The key to following through on your discovery of causal drivers of business outcomes is to create accountability for their execution throughout the organization. This chapter takes you through creating metrics to measure and hold leaders accountable for proper execution of the initiatives that you will build around the key causal drivers.

The Front-Line Manager’s View

The perspective of the front-line manager provides another critical stakeholder view. We will spend a substantial amount of time exploring this perspective as it relates to the application of employee data. The limited time that front-line managers have to focus on corporate initiatives makes it critical for HR leaders to use their data to demonstrate the impact that their initiatives have on business outcomes that truly matter to front-line management. While the application of our process focuses on systemic diagnosis and intervention, nothing in organizations happens without the input, acceptance, and adoption of front-line managers. This chapter will show you how to use our process to communicate your initiatives to front-line managers in a way that focuses on what is important to them — driving business outcomes.

Invisible Levers™ for External Business Challenges

Three key external business challenges are discussed: (1) Managing a global workforce; (2) the multi-generational and aging workforce; and (3) the increasing part-time workforce.
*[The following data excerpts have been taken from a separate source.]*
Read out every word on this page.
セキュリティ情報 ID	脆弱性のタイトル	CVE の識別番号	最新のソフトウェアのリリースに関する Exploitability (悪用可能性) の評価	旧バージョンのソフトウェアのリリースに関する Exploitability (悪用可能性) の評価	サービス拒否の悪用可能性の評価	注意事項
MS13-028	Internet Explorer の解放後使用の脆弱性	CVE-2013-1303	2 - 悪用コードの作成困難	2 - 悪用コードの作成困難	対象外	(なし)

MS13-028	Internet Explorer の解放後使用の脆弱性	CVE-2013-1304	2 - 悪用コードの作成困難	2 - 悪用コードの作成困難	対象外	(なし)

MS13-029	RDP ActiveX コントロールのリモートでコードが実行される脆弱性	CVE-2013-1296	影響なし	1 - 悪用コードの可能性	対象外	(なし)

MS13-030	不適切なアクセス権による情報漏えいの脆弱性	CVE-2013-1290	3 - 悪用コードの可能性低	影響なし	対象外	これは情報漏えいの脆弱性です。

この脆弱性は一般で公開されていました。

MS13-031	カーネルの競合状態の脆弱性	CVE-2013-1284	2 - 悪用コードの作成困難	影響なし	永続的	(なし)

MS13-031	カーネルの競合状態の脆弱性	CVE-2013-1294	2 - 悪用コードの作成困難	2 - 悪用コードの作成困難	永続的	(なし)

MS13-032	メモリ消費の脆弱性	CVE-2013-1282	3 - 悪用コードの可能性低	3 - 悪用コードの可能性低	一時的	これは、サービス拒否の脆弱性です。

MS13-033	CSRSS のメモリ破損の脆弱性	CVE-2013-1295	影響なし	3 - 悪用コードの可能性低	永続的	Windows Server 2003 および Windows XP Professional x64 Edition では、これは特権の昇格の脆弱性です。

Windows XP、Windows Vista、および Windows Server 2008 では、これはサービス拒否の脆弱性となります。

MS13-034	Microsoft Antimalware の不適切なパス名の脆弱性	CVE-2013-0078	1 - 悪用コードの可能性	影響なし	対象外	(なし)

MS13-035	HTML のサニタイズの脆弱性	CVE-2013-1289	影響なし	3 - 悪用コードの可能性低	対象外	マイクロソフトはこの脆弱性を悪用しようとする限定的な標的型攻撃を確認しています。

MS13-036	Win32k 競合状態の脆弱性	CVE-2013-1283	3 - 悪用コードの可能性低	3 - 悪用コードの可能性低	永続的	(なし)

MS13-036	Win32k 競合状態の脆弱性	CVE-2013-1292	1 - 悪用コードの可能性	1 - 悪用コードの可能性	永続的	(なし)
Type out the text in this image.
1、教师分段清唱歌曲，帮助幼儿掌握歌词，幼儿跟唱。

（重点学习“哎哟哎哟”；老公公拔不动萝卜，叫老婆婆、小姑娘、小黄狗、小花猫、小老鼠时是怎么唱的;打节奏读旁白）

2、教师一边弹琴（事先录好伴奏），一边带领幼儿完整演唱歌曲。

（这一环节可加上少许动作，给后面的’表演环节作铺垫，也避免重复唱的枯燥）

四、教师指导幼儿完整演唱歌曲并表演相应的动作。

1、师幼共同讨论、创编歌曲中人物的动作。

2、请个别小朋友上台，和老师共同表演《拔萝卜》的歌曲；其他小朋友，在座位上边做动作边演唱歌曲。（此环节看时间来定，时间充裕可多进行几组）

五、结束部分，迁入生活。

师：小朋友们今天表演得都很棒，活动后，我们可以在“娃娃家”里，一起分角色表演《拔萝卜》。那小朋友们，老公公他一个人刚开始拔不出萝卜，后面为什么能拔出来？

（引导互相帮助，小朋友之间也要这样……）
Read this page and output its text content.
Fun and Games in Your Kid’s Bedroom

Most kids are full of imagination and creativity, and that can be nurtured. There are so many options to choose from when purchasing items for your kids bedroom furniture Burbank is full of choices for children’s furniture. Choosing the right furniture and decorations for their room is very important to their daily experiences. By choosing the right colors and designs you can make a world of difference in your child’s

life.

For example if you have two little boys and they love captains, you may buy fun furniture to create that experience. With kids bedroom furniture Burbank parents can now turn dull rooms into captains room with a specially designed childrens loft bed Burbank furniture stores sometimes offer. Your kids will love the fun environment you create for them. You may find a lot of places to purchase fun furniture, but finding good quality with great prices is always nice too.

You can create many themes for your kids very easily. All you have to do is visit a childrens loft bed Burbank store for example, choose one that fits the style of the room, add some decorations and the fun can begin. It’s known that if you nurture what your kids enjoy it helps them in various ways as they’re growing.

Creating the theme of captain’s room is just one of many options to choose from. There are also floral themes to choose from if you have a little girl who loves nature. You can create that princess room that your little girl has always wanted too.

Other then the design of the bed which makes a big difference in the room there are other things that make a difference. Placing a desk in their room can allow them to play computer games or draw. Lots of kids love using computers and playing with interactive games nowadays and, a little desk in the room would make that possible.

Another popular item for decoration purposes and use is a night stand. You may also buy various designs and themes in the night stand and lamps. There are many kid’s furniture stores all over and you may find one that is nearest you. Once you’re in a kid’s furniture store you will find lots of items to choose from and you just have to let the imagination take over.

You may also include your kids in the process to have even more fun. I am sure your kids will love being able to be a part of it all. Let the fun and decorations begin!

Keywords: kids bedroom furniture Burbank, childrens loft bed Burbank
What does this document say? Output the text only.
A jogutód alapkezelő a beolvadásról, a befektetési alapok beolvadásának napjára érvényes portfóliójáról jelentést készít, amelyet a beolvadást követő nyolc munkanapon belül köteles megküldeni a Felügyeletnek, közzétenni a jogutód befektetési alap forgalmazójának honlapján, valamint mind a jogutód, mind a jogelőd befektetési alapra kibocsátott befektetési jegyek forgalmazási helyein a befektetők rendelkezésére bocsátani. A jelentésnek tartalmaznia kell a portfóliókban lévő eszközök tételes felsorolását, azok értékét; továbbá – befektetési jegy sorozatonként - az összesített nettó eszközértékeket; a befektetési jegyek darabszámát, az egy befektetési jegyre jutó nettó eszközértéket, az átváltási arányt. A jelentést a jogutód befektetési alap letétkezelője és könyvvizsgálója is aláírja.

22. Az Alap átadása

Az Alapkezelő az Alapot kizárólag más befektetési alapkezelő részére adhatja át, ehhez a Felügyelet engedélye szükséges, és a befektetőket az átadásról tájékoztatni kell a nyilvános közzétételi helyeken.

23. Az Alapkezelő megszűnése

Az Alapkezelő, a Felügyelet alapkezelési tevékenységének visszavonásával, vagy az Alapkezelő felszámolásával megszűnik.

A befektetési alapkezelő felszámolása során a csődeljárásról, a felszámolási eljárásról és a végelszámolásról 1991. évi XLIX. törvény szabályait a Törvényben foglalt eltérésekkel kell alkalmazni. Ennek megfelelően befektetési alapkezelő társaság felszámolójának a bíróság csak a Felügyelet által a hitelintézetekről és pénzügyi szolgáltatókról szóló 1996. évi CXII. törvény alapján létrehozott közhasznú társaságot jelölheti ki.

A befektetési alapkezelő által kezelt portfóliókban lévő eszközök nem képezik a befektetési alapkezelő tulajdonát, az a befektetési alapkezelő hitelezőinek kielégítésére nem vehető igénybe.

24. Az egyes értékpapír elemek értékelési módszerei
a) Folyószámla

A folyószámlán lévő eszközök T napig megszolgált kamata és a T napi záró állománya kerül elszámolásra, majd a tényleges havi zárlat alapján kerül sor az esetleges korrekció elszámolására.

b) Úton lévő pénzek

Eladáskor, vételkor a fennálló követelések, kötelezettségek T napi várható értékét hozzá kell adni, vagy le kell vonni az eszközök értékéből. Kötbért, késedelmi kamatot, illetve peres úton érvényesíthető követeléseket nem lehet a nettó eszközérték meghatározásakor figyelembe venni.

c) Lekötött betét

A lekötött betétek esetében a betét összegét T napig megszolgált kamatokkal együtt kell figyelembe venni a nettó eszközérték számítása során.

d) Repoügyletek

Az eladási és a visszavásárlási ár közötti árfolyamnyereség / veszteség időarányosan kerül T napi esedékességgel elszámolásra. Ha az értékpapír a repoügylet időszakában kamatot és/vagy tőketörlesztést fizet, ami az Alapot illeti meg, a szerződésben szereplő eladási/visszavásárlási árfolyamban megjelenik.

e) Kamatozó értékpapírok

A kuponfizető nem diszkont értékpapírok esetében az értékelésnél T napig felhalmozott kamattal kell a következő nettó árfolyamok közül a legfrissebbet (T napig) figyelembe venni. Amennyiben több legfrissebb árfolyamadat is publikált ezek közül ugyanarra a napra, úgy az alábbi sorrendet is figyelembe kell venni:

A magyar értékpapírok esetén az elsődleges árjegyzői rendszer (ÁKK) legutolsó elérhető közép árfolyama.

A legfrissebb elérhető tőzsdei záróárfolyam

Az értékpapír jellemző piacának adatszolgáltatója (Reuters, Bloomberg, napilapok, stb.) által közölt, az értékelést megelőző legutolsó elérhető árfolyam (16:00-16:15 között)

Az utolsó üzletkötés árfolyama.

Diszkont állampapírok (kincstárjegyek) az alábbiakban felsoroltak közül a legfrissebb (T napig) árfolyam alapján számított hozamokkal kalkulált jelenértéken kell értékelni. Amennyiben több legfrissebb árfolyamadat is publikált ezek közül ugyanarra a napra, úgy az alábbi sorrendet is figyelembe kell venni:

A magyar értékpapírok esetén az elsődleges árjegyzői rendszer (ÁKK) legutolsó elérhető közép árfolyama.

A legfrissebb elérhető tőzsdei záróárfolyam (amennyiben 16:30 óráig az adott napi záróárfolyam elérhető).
All three challenges are put into context, and leaders are shown how the process of discovering and implementing invisible levers can help them deal with these challenges and turn them into potential competitive advantages.

Setting HR Strategy

This chapter discusses the transition that will be made in the HR strategy and planning process, when analytics drive HR decisions and planning is aligned with the direction of the overall business. A transition will also take place in which Human Resources will focus more on investments that need to be made to drive the business, rather than focusing solely on how to cut costs out of its functional budget.

HR’s Seat at the Table

HR executives are often thought of differently than the COO or line-of-business leaders. In part, this distinction is made because of the HR department’s inability to link their initiatives to the bottom line. We have created a roadmap for overcoming this shortfall. Being able to show the financial impact of key investments brings with it not only an increased level of importance, but also a large increase in accountability for those results. HR executives should be warned that a true seat at the senior-executive table will bring with it a level of accountability that they may have never experienced in the past.

Trusted Advisor Status

Profiles of HR practitioners that we have encountered are discussed with a focus on the positives and the negatives that they bring to the table. All profiles have important core skills that, if properly harnessed, can help us all reach the coveted “trusted advisor” status. The most important part is that all of these key competencies are needed, but their value must be connected to business outcomes — or else all of that work and talent will not be given the status it deserves within the organization.

Concluding Remarks

Our concluding chapter re-caps what our process can help organizations accomplish and highlights the possible limitations to our approach, if not applied properly. We thought it was important to be our own critics so that our readers would be encouraged to set realistic expectations and apply our process while understanding potential barriers and obstacles.